Not surprising, some aspects of psychology are scientific, and some are not. Nondeterminists assume that human behavior is “freely chosen,” and therefore not amendable to traditional scientific method. The indeterminist believes human behavior is determined, but say determinants of behavior cannot always be known. To what extent are humans free, and to what extent is their behavior determined by knowable causes? What is the nature of human nature? How are the mind and body related? And what of the spiritual element of human behavior? What is the origin of human knowledge? Is there a difference between what exists physically and what is experienced mentally? Are there knowable universal truths about the world in general, or just about people in particular? This is where psychology, philosophy, and theology began to ask similar questions.

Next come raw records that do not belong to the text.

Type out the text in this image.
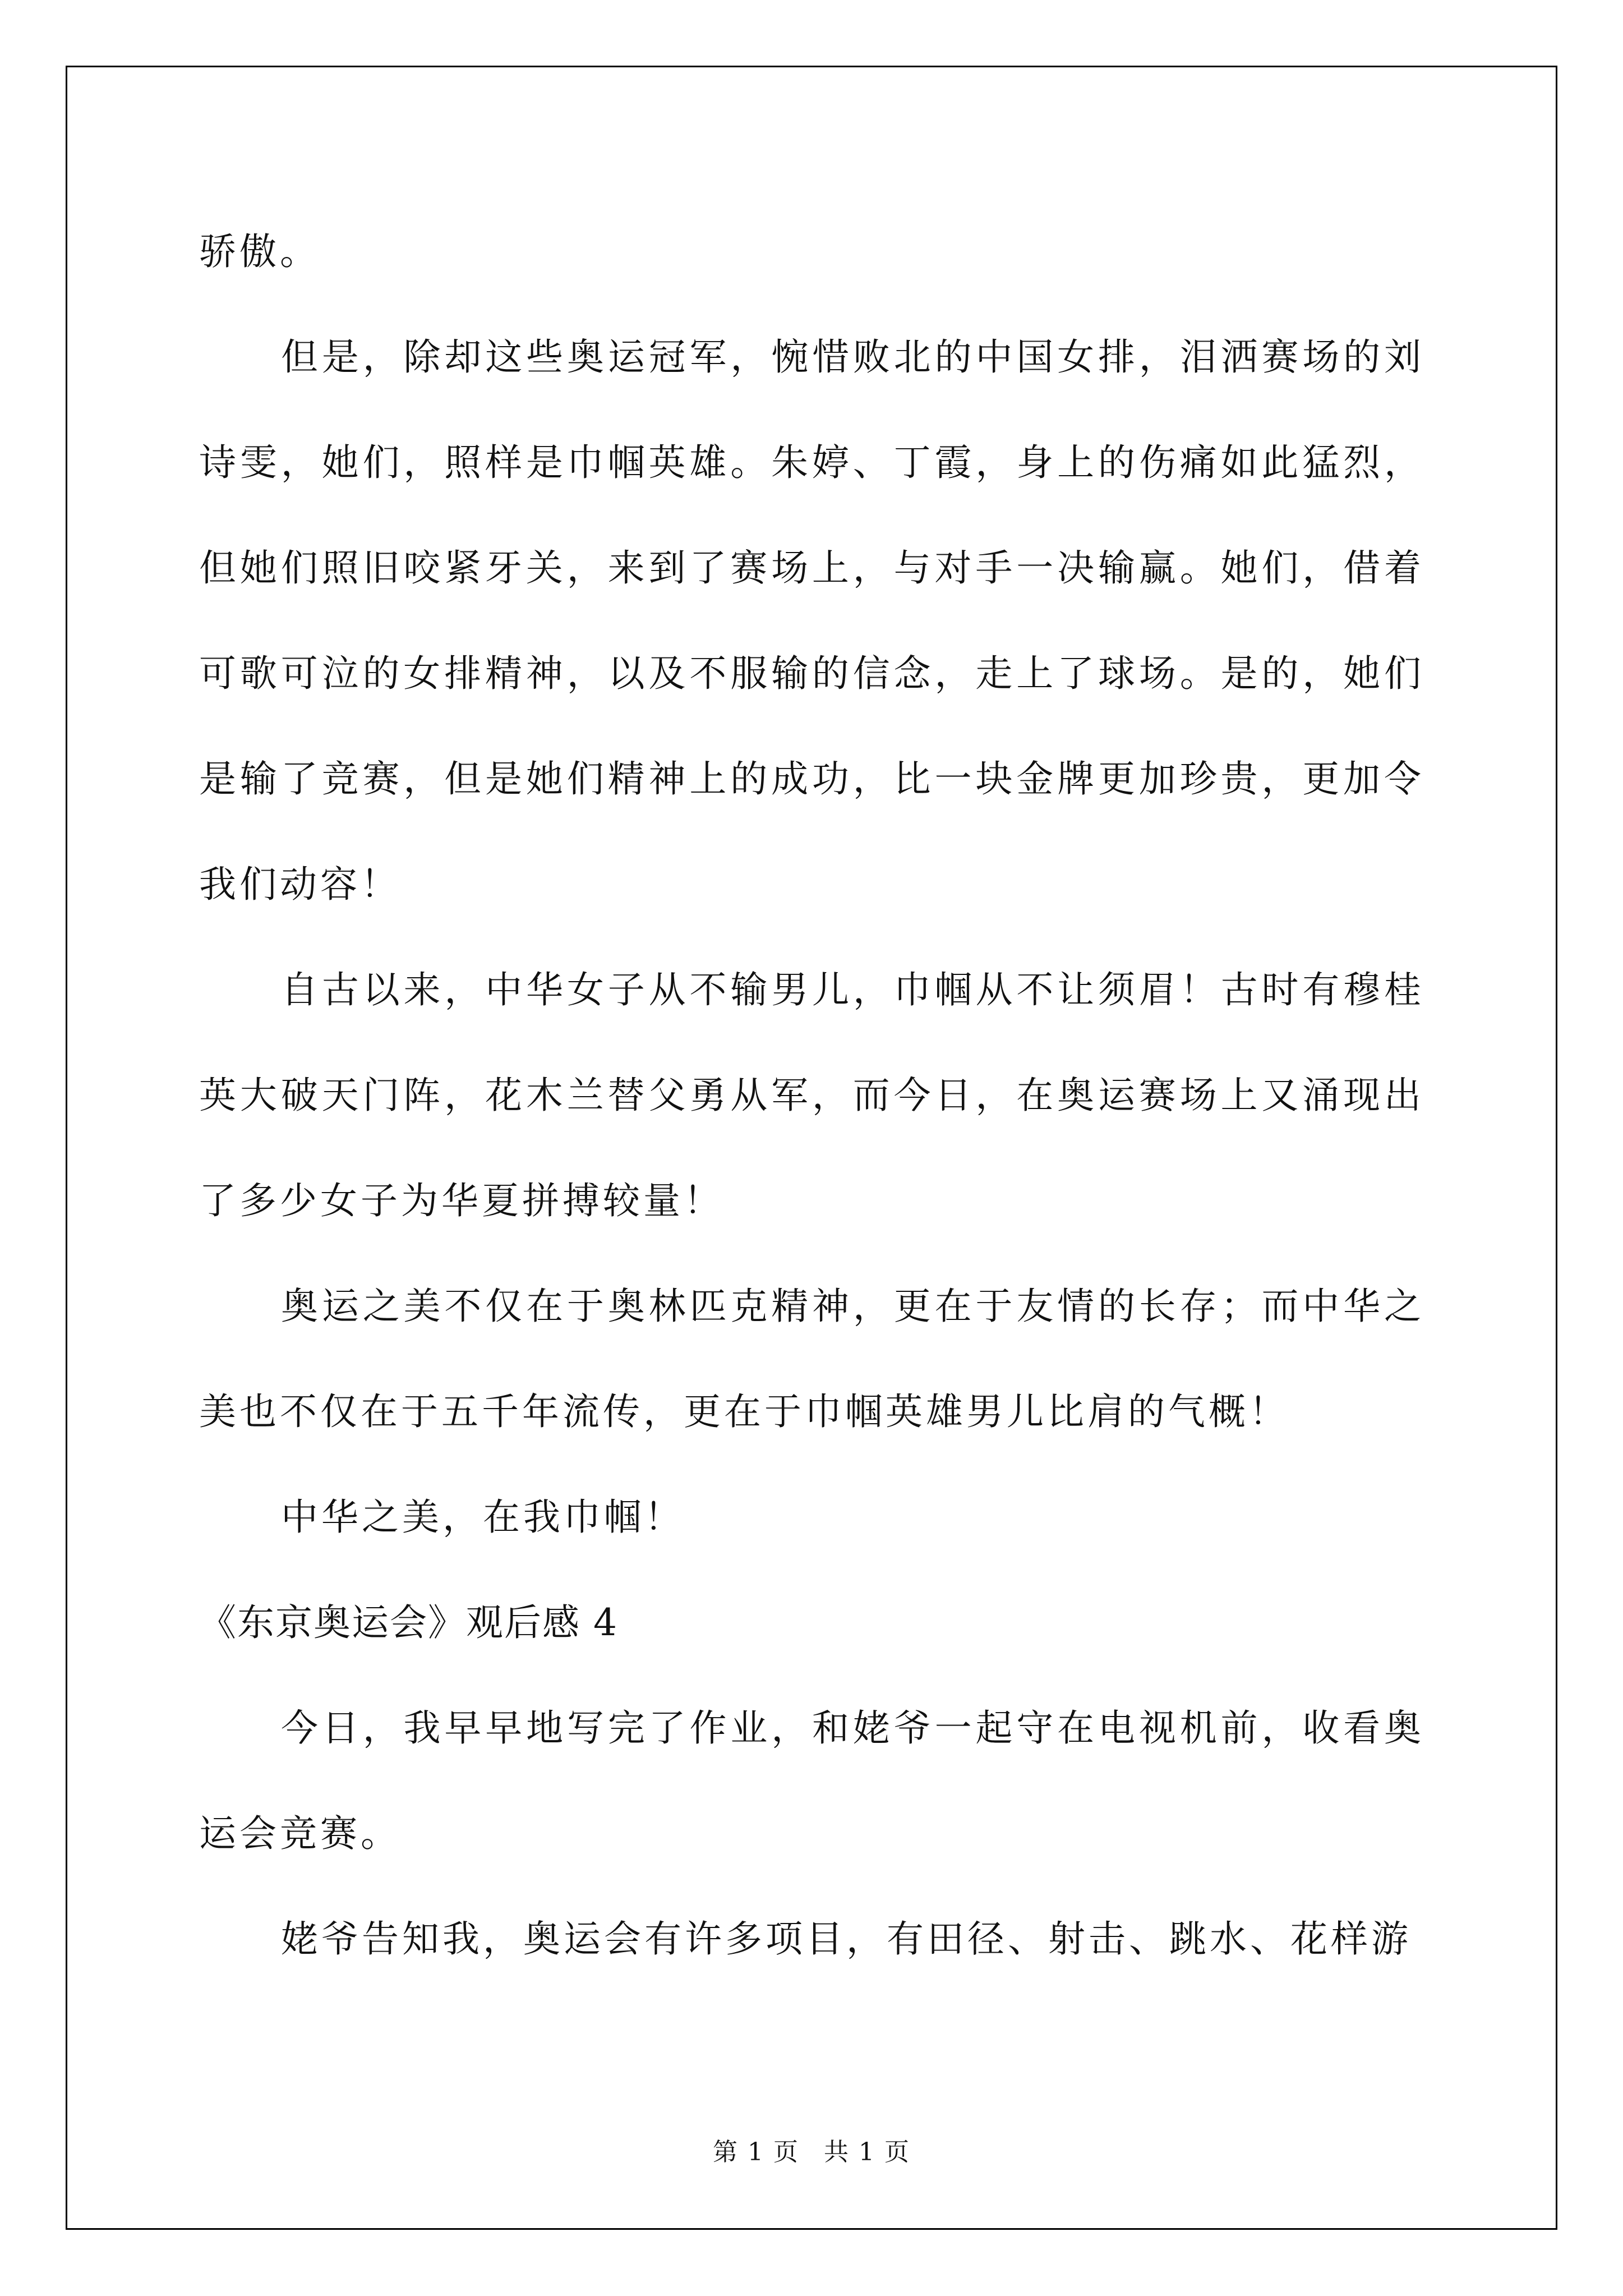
骄傲。

但是，除却这些奥运冠军，惋惜败北的中国女排，泪洒赛场的刘诗雯，她们，照样是巾帼英雄。朱婷、丁霞，身上的伤痛如此猛烈，但她们照旧咬紧牙关，来到了赛场上，与对手一决输赢。她们，借着可歌可泣的女排精神，以及不服输的信念，走上了球场。是的，她们是输了竞赛，但是她们精神上的成功，比一块金牌更加珍贵，更加令我们动容！

自古以来，中华女子从不输男儿，巾帼从不让须眉！古时有穆桂英大破天门阵，花木兰替父勇从军，而今日，在奥运赛场上又涌现出了多少女子为华夏拼搏较量！

奥运之美不仅在于奥林匹克精神，更在于友情的长存；而中华之美也不仅在于五千年流传，更在于巾帼英雄男儿比肩的气概！

中华之美，在我巾帼！

《东京奥运会》观后感 4

今日，我早早地写完了作业，和姥爷一起守在电视机前，收看奥运会竞赛。

姥爷告知我，奥运会有许多项目，有田径、射击、跳水、花样游

第 1 页 共 1 页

I had intended to move on to David Entwistle (Integrative Approaches to Psychology and Christianity), and the concept of worldview (David Sire, John Stonestreet, Nancy Pearcey, Lee Strobel). Instead, in Part Two I have presented an introduction to the history of psychology, and the many tough questions that come with exploring philosophy, psychology, and theology. Integration of these grand schemes is of vital importance. Naturally, some schools of thought overlap. Of course, others are diametrically opposed. In Part Three, we will explore the underpinnings of worldview from a secular and Christian perspective and show the overall importance of integrating psychology and Christian theology.

References
(1) “Archived Copy” (PDF). Archived from the original on Sept. 3, 2013. Retrieved 2013-08-03. URL
http://berlin.wolf.ox.ac.uk/published_works/ac/counter-enlightenment.pdfi
(2) The character Spock is a character in television and movies as science officer of the U.S.S. Enterprise on Star Trek and related spinoffs.